Les mains dans les mains restons face à face
Tandis que sous
Le pont de nos bras passe
Des éternels regards l'onde si lasse

*
"Elle me manque, j'ai peur qu'elle ne m'oublie. Elle sait bien pourtant que je ne peux vivre sans elle. Tous mes muscles sont tendus à craquer par le tard. La pluie ne s'arrête pas même s'il y a l'air d'avoir de la chaleur hors de ma bulle. Malgré ma douleur et cette sensation d'être couvert de sueur en permanence -cette eau est tellement sale- j'aime cette pluie blanche collée au mur. En tout cas, je suis sûr qu'elle est douce, même si je n'arrive pas à le sentir à l'intérieur de ma tête avec la même facilité que je la sens elle. Elle finira bien par venir, elle sait que j'ai besoin d'elle et que rien ne peut la remplacer. Tout mon corps la réclame, tendu comme une perche. Mais mon esprit est clair maintenant, centrée sur une seule chose : il faut qu'elle vienne. Ce serait trop horrible si elle ne venait pas. Il n'est pas possible qu'elle ne vienne pas ou plutôt je ne me souviens pas d'une seule fois où elle ait manqué à sa parole de venir me voir chaque fois. Je ne peux pas me passer d'elle, je l'aime tellement, elle et la douleur de l'attendre dans la pluie tiède et blanche qui fait comme des murs tout autour de moi."
*

L'amour s'en va comme cette eau courante
L'amour s'en va
Comme la vie est lente
Et comme l'Espérance est violente

*
"Plus je l'attends, et plus il me semble qu'aussi loin que je me souvienne, elle a toujours été là, avec moi, lentement, omniprésente. Chaque fois que j'essaie de me souvenir du moment où tout a commencé, j'ai l'impression d'avoir plus de mille ans. Encore heureux que l'attente ne me rende plus fou, comme avant. C'est vrai qu'on s'habitue à l'attente, qu'on y prend plaisir même comme moi. C'est au fond peut-être un moyen de ne pas se demander pourquoi elle tarde tant, pourquoi ça fait si mal quand elle me manque au point de ne plus penser à autre chose. D'ailleurs, ai-je déjà pensé à autre chose? Il est bien pratique de ne pouvoir me poser cette question, c'est au moins un des avantages de ma condition. "Lancinante", c'est un mot que j'ai cherché longtemps dans ma chambrette pour elle. Depuis que l'ai trouvé, je ne l'utilise pas. C'est toujours ça qu'elle n'aura pas de moi. Elle ne vient pas. Je ne comprends pas ce que j'ai fait. Il recommence à pleuvoir. Tout serré, tout collé, comme une bulle. Il se fait de plus en plus tard, elle n'est pas là, je veux qu'elle vienne. C'est insupportable comme elle me manque. Je ne sens plus mes mains, j'ai cette vieille impression que mes os durcissent, se cambrent à en craquer. Il faut qu'elle vienne. Elle est à moi."
*

Passent les jours et passent les semaines
Ni temps passé
Ni les amours reviennent
Sous le pont Mirabeau coule la Seine

*
"Je l'attends tous les jours depuis des milliards d'années. Chaque fois, avec plus de désir, avec plus de haine et plus de plaisir. Je l'aime tellement. L'attente me calcifie, je pourrais me briser à force de tension. Mes muscles rêvent d'elle à se rompre. Je cherche à fracasser la coque blanche qui me retient loin d'elle, loin de ma propre vie. Chaque instant, l'attente devient plus insupportable, plus féroce. Je ne sais pas si je tiendrais le coup encore longtemps avant de lâcher prise et de laisser cette pluie blanche et collante me remplir la bouche.
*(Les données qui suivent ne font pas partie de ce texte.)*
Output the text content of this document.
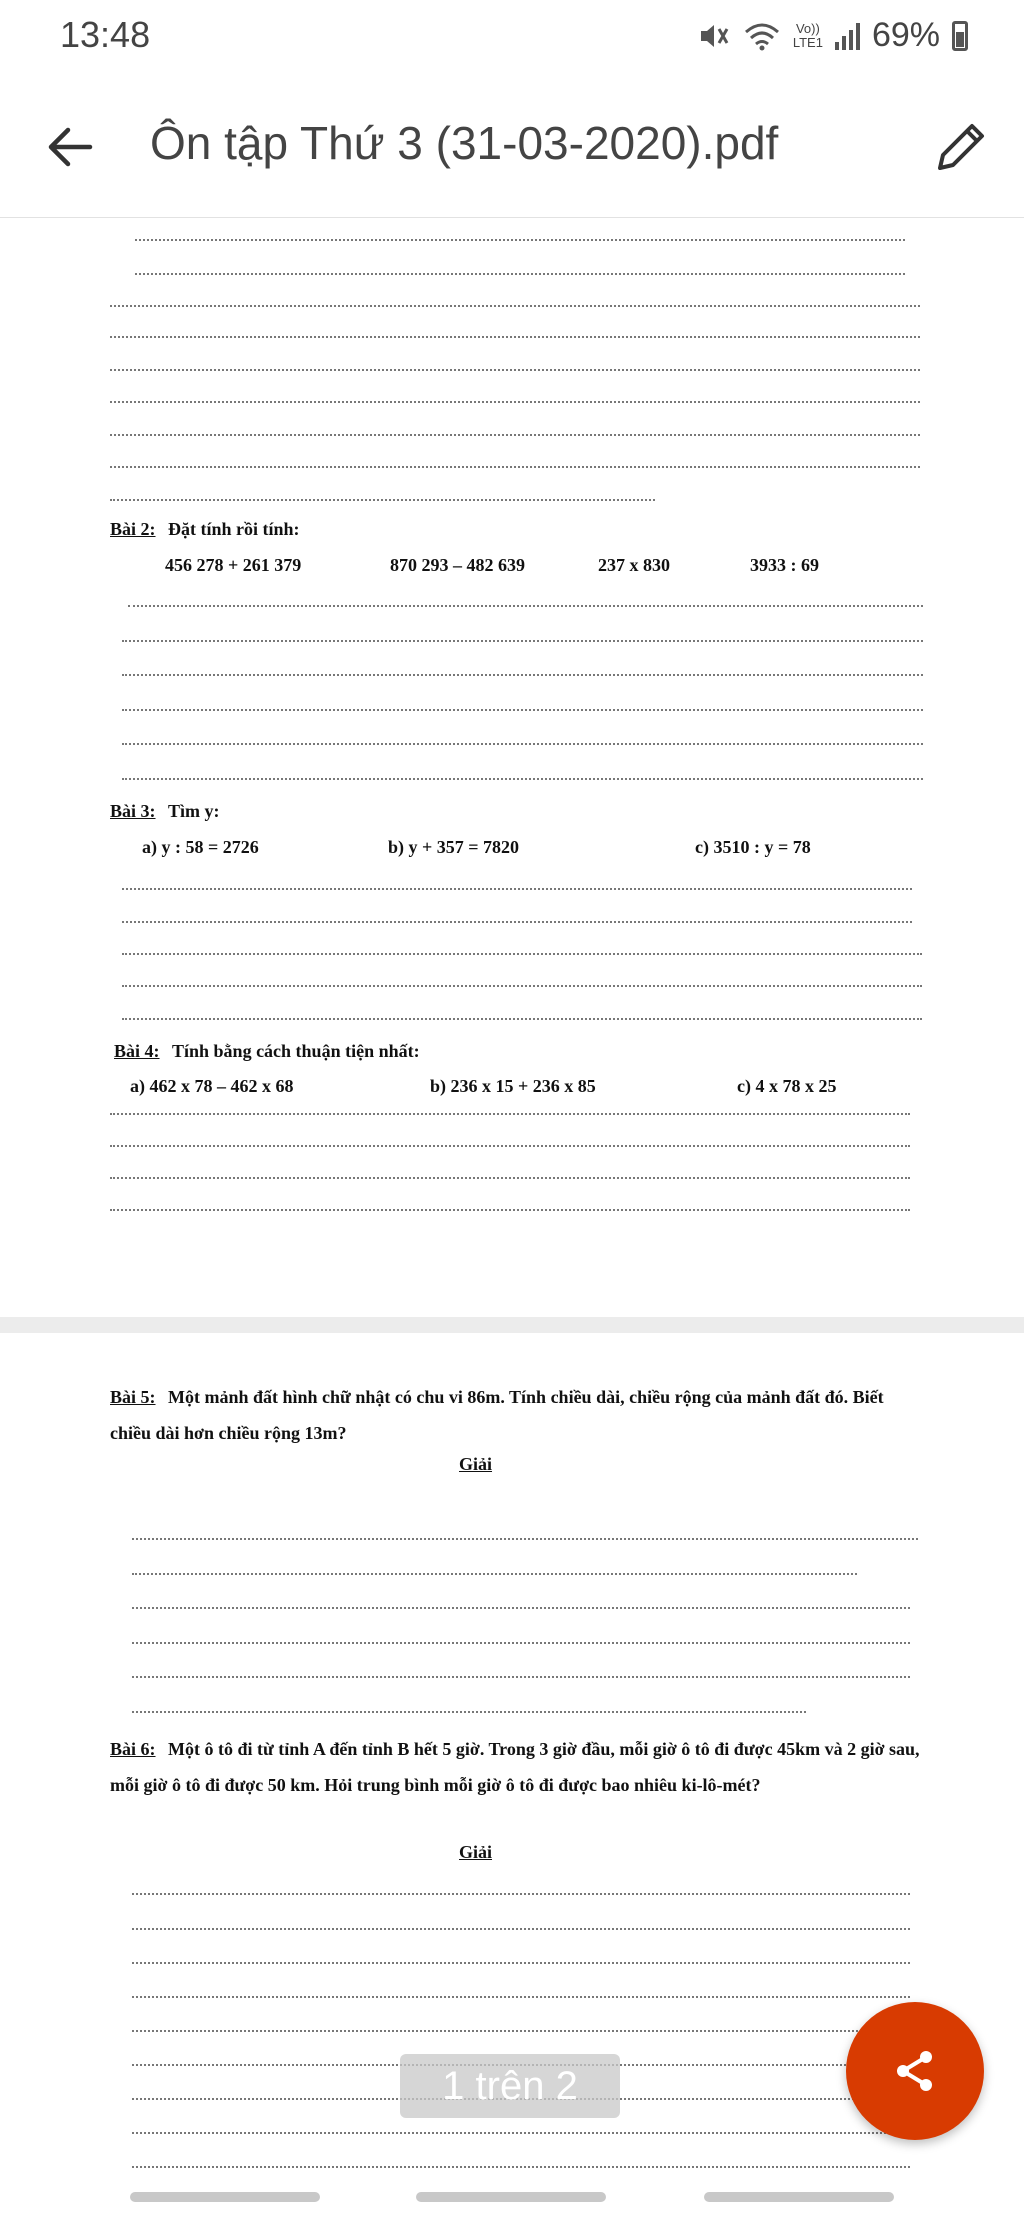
13:48	Vo))
LTE1 69%
Ôn tập Thứ 3 (31-03-2020).pdf
Bài 2: Đặt tính rồi tính:
456 278 + 261 379	870 293 – 482 639	237 x 830	3933 : 69
Bài 3: Tìm y:
a) y : 58 = 2726	b) y + 357 = 7820	c) 3510 : y = 78
Bài 4: Tính bằng cách thuận tiện nhất:
a) 462 x 78 – 462 x 68	b) 236 x 15 + 236 x 85	c) 4 x 78 x 25
Bài 5: Một mảnh đất hình chữ nhật có chu vi 86m. Tính chiều dài, chiều rộng của mảnh đất đó. Biết chiều dài hơn chiều rộng 13m?
Giải
Bài 6: Một ô tô đi từ tỉnh A đến tỉnh B hết 5 giờ. Trong 3 giờ đầu, mỗi giờ ô tô đi được 45km và 2 giờ sau, mỗi giờ ô tô đi được 50 km. Hỏi trung bình mỗi giờ ô tô đi được bao nhiêu ki-lô-mét?
Giải
1 trên 2
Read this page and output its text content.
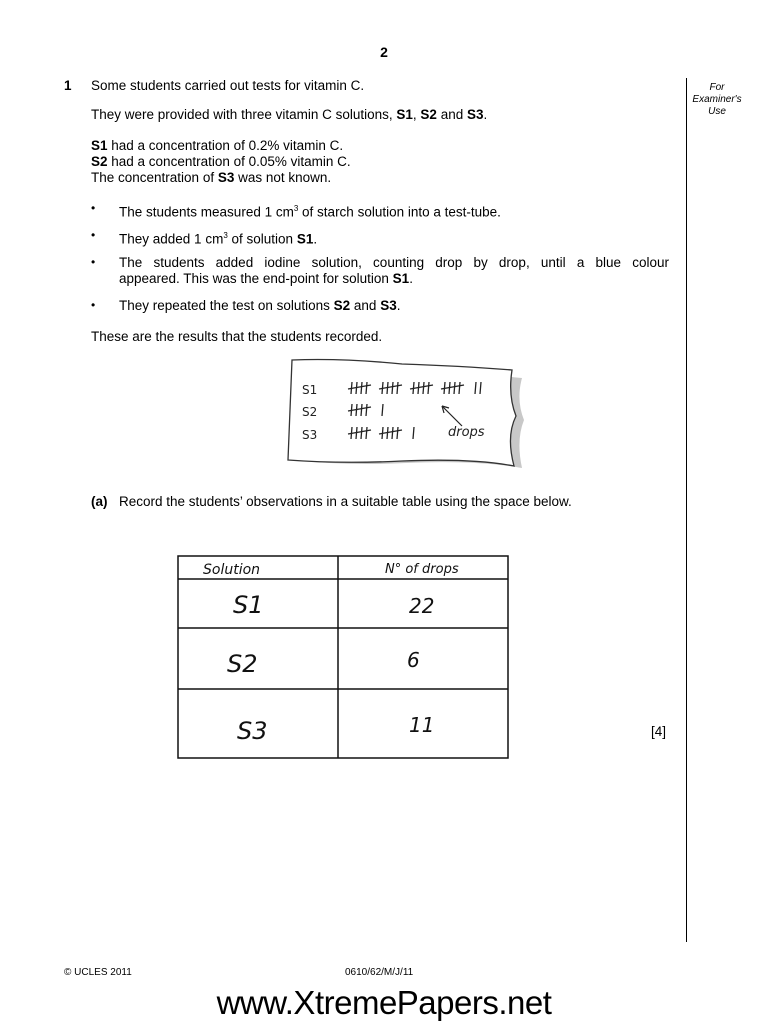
2
For
Examiner's
Use
1 Some students carried out tests for vitamin C.
They were provided with three vitamin C solutions, S1, S2 and S3.
S1 had a concentration of 0.2% vitamin C.
S2 had a concentration of 0.05% vitamin C.
The concentration of S3 was not known.
• The students measured 1 $cm^3$ of starch solution into a test-tube.
• They added 1 $cm^3$ of solution S1.
• The students added iodine solution, counting drop by drop, until a blue colour
appeared. This was the end-point for solution S1.
• They repeated the test on solutions S2 and S3.
These are the results that the students recorded.
S1
S2
S3	drops
(a) Record the students’ observations in a suitable table using the space below.
Solution	N° of drops
S1	22
S2	6
S3	11	[4]
© UCLES 2011	0610/62/M/J/11
www.XtremePapers.net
Mais je crois que je me dis ça depuis toujours, comme pour être sûr qu'elle va venir et me faire tant de bien, dénouer mes muscles, apaiser mon coeur qui ne bat que pour elle. Je l'attends depuis tellement longtemps que je ne sais même plus ce qu'il y a hors de la bulle, hors d'elle, loin d'elle. Peut-être l'ai-je su, c'était il y a longtemps mais elle était déjà là. Elle a toujours été là, près de moi, pour le bien et le mal qui ne sont rien d'autre qu'un peu de pluie blanche et collante contre un mur d'une douceur à en oublier l'attente. Oui, je l'attends toujours et elle viendra, chaque fois avec plus de désir, avec plus de haine et plus de plaisir.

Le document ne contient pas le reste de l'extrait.